The zip() function appeared in Python 2 (it returned a list back then), and since Python 3, it returns a lazy iterator. It "zips" multiple sequences into tuples element-wise, making the processing of parallel iterable collections convenient and efficient.

Problem

Often, there is a need to process multiple lists (or other types of sequences) simultaneously — for example, to iterate over key-value pairs or to process point-coordinate pairs. Manually synchronizing indices is a source of errors and unreadability in the code, especially for collections of different lengths.

Solution

The zip() function takes any number of iterable objects and returns an iterator of tuples, each of which contains corresponding elements from each iterable. If the sequences are of different lengths, the result truncates to the shortest one.

Code example:

names = ['Alice', 'Bob', 'Charlie']
ages = [24, 27, 30]
for name, age in zip(names, ages):
    print(f'{name} is {age} years old')

You can unpack zip using *:

pairs = [(1, 'a'), (2, 'b'), (3, 'c')]
nums, chars = zip(*pairs)
print(nums)   # (1, 2, 3)
print(chars)  # ('a', 'b', 'c')

Key features:

  • zip() returns an iterator (in Python 3), not a list.
  • The operation of zip() stops at the shortest iterable.
  • Allows parallel processing of collections without explicit index control.

Trick questions.

What happens if zip() is passed collections of different lengths?

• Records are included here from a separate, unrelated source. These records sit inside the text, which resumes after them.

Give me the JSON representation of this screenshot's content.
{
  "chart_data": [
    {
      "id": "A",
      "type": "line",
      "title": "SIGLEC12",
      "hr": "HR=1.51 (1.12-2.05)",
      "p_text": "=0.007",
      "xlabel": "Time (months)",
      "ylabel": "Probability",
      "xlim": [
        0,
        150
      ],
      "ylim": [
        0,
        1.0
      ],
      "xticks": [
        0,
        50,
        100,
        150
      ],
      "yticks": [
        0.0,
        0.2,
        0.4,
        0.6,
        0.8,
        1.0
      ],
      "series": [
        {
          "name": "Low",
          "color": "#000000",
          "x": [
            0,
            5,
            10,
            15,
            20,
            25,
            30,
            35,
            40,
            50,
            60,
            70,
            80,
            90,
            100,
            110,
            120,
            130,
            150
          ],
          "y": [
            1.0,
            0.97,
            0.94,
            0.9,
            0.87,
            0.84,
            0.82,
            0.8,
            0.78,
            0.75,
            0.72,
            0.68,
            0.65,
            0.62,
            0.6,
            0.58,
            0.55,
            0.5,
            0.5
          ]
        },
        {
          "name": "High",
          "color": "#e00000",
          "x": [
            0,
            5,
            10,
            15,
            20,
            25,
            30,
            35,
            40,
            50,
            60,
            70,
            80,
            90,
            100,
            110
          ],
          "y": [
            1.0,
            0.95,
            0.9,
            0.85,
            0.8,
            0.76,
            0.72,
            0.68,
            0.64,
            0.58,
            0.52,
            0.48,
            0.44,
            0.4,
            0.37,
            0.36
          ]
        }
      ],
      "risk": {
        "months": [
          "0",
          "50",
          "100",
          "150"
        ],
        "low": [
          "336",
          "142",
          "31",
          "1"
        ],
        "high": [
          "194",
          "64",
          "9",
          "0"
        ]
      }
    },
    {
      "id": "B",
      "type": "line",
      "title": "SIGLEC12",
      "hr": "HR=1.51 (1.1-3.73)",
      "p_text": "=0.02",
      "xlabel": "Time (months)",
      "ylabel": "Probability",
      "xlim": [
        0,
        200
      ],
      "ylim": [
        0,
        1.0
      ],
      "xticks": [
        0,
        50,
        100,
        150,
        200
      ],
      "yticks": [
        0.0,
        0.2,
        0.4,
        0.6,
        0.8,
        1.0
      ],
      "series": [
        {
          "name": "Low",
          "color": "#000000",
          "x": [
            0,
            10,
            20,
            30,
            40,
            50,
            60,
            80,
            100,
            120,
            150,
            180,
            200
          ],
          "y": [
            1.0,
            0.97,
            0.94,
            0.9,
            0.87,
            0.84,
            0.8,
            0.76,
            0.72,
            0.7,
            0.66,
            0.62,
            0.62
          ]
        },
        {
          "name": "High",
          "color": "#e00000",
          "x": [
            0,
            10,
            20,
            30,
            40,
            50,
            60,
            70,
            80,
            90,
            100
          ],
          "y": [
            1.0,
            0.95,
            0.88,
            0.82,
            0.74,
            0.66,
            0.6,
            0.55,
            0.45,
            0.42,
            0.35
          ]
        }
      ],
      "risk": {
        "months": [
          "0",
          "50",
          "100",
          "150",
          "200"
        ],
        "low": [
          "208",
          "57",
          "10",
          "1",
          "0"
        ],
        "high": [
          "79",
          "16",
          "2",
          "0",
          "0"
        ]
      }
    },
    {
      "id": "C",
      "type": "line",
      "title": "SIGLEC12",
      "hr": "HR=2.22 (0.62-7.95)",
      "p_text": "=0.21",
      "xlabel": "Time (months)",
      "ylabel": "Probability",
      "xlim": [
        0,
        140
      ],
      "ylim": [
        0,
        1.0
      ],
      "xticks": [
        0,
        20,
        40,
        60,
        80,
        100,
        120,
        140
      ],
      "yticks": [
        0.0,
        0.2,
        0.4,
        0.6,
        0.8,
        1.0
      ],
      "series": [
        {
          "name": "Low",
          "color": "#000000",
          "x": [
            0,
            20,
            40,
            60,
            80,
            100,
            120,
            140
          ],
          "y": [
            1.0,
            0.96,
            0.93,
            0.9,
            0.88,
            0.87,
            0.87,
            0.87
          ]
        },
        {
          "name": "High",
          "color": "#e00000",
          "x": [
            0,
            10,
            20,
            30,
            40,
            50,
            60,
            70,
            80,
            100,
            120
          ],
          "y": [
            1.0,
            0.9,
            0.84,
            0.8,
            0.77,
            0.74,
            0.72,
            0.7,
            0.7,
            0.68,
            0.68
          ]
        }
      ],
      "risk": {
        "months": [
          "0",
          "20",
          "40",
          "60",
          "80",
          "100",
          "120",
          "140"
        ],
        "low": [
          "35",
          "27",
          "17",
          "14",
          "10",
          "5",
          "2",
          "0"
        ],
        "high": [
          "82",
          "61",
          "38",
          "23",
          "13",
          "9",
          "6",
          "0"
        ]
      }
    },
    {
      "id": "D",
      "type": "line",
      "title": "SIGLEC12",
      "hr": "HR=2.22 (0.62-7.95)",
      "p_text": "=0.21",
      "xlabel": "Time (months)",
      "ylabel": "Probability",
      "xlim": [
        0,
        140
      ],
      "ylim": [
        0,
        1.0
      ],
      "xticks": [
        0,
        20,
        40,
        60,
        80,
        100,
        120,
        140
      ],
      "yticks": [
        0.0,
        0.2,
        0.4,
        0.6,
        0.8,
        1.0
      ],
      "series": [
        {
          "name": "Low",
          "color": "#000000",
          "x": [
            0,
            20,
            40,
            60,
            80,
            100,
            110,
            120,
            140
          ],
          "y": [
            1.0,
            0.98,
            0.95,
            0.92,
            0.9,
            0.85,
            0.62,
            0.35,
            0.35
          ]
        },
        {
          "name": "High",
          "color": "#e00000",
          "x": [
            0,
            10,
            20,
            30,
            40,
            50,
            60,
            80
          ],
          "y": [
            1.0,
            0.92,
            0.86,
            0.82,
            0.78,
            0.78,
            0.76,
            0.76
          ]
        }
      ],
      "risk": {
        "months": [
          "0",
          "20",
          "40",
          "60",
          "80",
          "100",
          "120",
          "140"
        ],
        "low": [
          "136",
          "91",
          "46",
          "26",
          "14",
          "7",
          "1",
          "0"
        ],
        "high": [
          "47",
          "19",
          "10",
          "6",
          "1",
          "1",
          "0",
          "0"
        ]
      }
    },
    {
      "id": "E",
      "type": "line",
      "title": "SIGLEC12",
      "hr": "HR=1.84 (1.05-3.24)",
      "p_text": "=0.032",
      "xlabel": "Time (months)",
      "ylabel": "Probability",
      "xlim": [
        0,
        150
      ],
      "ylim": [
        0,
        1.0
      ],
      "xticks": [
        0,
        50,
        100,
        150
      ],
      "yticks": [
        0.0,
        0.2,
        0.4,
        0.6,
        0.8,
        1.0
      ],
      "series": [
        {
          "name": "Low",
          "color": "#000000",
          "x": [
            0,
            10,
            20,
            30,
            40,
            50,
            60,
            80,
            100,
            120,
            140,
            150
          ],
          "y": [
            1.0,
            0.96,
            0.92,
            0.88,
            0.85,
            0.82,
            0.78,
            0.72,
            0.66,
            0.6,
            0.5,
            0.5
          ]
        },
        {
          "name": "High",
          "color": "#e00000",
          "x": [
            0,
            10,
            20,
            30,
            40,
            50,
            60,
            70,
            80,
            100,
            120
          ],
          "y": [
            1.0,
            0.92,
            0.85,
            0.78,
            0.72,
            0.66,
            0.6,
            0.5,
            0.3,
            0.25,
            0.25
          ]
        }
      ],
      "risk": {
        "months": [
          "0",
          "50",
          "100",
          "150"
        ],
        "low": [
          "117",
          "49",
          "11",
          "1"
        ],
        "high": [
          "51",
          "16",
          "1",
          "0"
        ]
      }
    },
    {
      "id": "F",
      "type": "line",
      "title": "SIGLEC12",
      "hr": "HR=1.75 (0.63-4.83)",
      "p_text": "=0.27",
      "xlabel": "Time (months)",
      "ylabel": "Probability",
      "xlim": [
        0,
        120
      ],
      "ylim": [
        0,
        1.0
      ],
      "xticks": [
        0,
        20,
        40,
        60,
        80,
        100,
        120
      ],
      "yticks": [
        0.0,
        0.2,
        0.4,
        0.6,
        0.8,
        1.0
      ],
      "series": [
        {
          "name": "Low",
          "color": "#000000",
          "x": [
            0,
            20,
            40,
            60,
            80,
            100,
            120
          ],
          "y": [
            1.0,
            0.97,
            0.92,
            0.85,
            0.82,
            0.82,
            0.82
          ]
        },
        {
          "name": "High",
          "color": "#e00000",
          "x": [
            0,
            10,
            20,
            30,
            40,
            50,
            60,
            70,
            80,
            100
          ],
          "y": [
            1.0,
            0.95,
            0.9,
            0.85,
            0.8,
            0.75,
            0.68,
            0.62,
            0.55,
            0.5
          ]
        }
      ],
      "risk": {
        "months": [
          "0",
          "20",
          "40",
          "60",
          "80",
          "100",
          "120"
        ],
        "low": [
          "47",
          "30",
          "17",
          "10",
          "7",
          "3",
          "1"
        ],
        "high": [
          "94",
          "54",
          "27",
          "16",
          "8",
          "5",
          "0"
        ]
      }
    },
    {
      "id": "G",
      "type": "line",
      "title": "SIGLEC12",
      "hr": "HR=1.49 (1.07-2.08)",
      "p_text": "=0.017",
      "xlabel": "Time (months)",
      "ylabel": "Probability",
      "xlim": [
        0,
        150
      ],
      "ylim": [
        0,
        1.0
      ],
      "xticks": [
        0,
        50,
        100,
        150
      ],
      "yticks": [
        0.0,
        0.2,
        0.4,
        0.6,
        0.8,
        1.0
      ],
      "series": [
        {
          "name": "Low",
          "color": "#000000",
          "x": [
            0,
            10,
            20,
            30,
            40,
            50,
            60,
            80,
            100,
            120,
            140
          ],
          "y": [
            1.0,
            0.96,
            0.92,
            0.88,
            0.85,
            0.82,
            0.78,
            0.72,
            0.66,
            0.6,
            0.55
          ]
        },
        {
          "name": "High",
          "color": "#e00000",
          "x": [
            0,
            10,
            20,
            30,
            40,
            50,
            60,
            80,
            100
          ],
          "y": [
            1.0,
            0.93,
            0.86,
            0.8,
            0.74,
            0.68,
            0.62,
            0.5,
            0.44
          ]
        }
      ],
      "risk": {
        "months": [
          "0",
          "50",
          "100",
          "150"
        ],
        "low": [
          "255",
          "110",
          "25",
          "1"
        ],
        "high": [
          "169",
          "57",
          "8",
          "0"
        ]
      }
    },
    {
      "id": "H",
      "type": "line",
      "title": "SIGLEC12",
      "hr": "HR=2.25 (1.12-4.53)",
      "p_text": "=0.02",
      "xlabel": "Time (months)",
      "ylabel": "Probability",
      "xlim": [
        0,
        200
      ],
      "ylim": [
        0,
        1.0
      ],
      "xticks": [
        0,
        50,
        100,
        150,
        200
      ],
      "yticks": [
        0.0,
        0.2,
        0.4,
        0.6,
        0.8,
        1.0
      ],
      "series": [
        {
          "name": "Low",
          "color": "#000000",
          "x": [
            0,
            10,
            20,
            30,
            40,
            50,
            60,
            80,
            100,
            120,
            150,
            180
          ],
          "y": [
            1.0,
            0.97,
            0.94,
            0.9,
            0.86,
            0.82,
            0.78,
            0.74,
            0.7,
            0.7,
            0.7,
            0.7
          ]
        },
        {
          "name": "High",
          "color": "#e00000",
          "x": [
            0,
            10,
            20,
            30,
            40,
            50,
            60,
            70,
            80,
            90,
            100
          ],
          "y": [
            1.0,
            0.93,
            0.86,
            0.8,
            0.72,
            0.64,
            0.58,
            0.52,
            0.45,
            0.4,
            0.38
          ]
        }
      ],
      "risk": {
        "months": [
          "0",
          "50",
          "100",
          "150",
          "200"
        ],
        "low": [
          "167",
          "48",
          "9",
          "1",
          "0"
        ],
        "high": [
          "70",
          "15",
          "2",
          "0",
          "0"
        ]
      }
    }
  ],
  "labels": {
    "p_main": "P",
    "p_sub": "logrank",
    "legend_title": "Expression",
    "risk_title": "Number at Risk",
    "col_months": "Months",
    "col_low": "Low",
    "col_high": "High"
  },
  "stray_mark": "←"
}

zip() will stop when it reaches the end of the shortest collection — the remaining elements of the longer collections are ignored.

print(list(zip([1,2,3], ['a','b'])))  # [(1, 'a'), (2, 'b')]

How to get tuples, padding shorter sequences with a default value?

Standard zip() can't do that, but itertools.zip_longest can provide such behavior:

from itertools import zip_longest
for a, b in zip_longest([1,2], ['x','y','z'], fillvalue=None):
    print(a, b)
# 1 x
# 2 y
# None z

Can the result of zip() be "unpacked" back into the original lists?

Yes, if all original collections are of the same length and the result has not been changed, the * operator allows unpacking zip.

pairs = [(1,2), (3,4)]
a, b = zip(*pairs)
print(a)  # (1, 3)
print(b)  # (2, 4)

Common mistakes and anti-patterns

  • Expecting zip() to always "reach" the end of the longest collection.
  • Assuming that in Python 3 zip() returns a list (it returns an iterator, sometimes you need to wrap it with list()).
  • Working with zip on mutable sources that are consumed on each iteration.

Real-life example

Negative case

Processing related collections of different lengths without considering zip's peculiarities:

lst1 = [1,2,3,4]
lst2 = ['a','b']
for x, y in zip(lst1, lst2):
    print(x, y)
# 1 a
# 2 b
# (3,4) and 'c', 'd' from lst1 were not processed

Pros:

  • Simple and straightforward if sequences are guaranteed to be of the same length.

Cons:

  • Loss of values if the actual length of collections varies.

Positive case

Using zip_longest with fillvalue to ensure no element is lost:

from itertools import zip_longest
lst1 = [1,2,3,4]
lst2 = ['a','b']
for x, y in zip_longest(lst1, lst2, fillvalue='?'):
    print(x, y)
# 1 a
# 2 b
# 3 ?
# 4 ?

Pros:

  • Guarantees processing of all elements.
  • Can explicitly set a "blank" value.

Cons:

  • Requires importing an external module.
  • It's important not to forget about fillvalue, otherwise it defaults to None.